No podemos prescribir hasta qué punto debemos cascarnos a nosotros mismos, pero al menos debe ser (1) hasta que apreciemos a Cristo por sobre todo y veamos que debemos tener un Salvador, y (2) hasta que reformemos lo que está mal, aunque eso implique cortarnos la mano derecha o sacarnos el ojo derecho. Existe un menosprecio peligroso de la obra de la humillación, y algunos esgrimen como excusa para su trato casual con sus propios corazones el hecho de que Cristo no quebrará la caña cascada. Sin embargo, esas personas deben saber que no cualquier terror repentino ni cualquier dolor efímero nos convierte en cañas cascadas.
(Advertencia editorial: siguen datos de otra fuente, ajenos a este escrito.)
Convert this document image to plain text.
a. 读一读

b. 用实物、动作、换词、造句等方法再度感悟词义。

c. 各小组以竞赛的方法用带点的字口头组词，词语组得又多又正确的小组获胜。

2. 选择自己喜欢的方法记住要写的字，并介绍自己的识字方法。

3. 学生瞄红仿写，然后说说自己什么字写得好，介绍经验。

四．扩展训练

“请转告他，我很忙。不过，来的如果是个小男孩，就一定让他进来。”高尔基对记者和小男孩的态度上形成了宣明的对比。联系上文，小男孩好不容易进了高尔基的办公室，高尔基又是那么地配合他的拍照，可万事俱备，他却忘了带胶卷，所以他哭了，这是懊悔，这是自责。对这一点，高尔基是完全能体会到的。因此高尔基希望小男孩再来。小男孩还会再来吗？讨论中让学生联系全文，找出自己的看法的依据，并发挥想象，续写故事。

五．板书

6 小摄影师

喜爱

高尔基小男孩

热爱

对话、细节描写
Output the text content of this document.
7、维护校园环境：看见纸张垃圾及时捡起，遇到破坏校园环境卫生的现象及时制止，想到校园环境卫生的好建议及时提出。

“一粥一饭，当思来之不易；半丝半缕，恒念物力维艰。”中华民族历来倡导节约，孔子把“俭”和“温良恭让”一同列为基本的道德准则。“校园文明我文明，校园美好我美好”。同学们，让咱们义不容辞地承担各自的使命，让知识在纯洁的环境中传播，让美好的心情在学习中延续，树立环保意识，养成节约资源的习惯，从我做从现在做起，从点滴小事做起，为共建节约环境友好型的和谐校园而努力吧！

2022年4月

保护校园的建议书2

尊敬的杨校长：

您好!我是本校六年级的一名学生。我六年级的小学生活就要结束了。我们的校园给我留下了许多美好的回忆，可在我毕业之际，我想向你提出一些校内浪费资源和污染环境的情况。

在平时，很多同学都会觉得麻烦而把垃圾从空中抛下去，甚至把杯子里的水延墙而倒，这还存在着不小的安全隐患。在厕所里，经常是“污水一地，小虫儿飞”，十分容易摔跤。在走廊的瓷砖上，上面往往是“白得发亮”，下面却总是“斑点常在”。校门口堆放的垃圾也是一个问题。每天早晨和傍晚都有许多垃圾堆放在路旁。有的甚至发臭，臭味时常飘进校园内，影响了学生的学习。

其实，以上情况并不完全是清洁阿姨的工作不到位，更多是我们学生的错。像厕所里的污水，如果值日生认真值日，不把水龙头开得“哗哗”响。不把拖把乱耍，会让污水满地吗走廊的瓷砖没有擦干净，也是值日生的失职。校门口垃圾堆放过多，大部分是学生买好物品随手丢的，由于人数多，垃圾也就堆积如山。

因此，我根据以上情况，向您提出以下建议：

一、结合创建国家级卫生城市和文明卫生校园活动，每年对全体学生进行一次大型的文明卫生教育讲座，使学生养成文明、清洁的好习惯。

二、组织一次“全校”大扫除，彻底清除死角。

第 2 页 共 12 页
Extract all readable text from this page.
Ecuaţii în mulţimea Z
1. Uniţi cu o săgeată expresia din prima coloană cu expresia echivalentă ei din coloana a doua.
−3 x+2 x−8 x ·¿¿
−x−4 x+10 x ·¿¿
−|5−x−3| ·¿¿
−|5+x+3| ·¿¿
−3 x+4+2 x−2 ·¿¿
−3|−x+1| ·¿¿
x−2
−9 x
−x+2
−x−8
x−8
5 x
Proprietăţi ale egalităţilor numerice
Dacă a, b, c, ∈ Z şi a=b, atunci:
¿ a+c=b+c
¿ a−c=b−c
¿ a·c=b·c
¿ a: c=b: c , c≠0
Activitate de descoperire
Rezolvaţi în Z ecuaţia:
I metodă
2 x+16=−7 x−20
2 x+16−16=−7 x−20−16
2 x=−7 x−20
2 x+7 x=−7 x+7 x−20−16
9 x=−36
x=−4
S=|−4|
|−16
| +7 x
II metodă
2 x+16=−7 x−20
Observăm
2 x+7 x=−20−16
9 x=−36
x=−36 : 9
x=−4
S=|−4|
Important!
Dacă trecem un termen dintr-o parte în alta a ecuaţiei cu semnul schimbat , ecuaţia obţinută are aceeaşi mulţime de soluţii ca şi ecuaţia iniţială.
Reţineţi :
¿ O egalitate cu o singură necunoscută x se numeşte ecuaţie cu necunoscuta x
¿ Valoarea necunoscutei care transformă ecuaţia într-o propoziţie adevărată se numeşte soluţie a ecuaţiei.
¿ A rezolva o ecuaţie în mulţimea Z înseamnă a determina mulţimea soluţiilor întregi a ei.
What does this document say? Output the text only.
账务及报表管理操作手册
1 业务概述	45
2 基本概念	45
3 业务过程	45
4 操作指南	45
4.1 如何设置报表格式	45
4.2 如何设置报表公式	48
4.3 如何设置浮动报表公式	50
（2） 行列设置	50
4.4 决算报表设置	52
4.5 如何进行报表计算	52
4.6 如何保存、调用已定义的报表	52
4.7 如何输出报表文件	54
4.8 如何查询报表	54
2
Lo que nos hace cañas cascadas no es inclinar por un tiempo la «cabeza como junco» (Isaías 58:5), sino una obra en nuestros corazones que genera un dolor que hace que el pecado nos sea más odioso que el castigo y nos lleva a ejercer «violencia santa» contra él. Por el contrario, si nos favorecemos a nosotros mismos, estamos pavimentando el camino para que Dios nos casque y después tengamos que arrepentirnos amargamente. Admito que, en algunos casos, con algunas almas, es peligroso enfatizar esta cascadura con demasiada intensidad o por demasiado tiempo, pues pueden morir bajo la herida y la carga antes de volver a levantarse. Por eso es bueno alternarla con consuelo cuando nos estamos dirigiendo a congregaciones mixtas, de modo que cada alma reciba su porción debida. Pero si consideramos como verdad fundamental que hay más misericordia en Cristo que pecado en nosotros, no puede haber peligro alguno en el trato riguroso. Es mejor ir al cielo cascado que al infierno entero. Por lo tanto, no aflojemos la presión sobre nosotros demasiado pronto ni quitemos el bálsamo antes de que llegue la cura, sino que sigamos realizando esta obra hasta que el pecado sea lo más amargo y Cristo lo más dulce de todo cuanto existe. Además, cuando la mano de Dios de alguna manera está sobre nosotros, es bueno trasvasar nuestro dolor causado por otras cosas a la raíz de toda pena, que es el pecado. Que nuestro dolor fluya principalmente por ese canal, para que así como el pecado produjo dolor, el dolor consuma al pecado.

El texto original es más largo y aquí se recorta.